There would still be a bit of ambiguity; we'd get slightly different colors if we were floating in space versus sitting under Earth's (or another planet's) dense atmosphere. That's fine, we can choose our "rendering intent". But once this is chosen, a consensus about colors would be reached, just as a consensus is reached for terrestrial objects. Consensus is especially easy to reach when the object in question emits its own light, as is the case with most astro objects.
So am I missing something important? "True" colors are the colors we would see with a sufficiently large telescope. Seems simple. Is this definition acceptable?
If so, then Bayer matrix sensors would be the best tool for obtaining realistic colors, since their RGB filters are designed to match our own RGB cone system.

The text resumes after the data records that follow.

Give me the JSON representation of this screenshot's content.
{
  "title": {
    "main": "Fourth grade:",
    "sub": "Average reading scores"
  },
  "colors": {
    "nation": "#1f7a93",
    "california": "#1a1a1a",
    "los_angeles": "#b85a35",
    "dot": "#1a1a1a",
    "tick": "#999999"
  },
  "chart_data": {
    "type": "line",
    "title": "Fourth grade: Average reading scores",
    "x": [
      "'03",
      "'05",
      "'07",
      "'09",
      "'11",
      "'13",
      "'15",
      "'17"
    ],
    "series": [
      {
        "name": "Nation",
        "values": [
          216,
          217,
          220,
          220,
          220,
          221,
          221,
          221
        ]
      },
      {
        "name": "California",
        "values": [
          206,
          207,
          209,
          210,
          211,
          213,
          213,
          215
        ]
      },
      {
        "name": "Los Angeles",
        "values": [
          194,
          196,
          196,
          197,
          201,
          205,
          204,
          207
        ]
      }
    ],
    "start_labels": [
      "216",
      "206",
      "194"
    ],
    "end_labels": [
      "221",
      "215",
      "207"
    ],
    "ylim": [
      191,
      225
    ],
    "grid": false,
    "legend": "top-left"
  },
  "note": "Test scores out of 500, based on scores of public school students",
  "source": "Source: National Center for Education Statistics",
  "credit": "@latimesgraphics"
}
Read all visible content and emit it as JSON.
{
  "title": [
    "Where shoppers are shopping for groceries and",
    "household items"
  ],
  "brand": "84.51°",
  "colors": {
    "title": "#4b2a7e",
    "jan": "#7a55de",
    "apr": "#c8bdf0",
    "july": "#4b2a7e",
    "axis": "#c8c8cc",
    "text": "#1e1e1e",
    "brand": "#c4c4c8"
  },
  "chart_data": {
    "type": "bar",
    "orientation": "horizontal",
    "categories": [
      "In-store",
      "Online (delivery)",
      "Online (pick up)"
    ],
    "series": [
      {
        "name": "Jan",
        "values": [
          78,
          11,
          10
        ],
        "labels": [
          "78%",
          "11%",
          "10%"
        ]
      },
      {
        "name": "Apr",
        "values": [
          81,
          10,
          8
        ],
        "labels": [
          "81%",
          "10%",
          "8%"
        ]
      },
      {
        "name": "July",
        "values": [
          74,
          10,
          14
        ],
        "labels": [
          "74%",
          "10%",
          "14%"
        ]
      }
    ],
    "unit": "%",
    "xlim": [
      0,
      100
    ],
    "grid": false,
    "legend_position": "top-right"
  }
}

It follows that astro RGB filters with sharp cutoffs and small overlaps will not reproduce accurate colors when there are multiple strong narrow emission bands, since those filters always present each narrow band as either R, G, or B, not distinguishing between celeste and indigo for example. They would work well for black-body radiators like stars, though.
Some people on the forums talk about red light "contaminating" the blue light in a Bayer-filtered sensor, but this is how our eyes work, and we need a sensor which reacts this way in order to reproduce magentas. So it seems to me wrong to call a typical astro LRGB image "natural" or "realistic" (though it might be nearly natural if there are only stars and galaxies).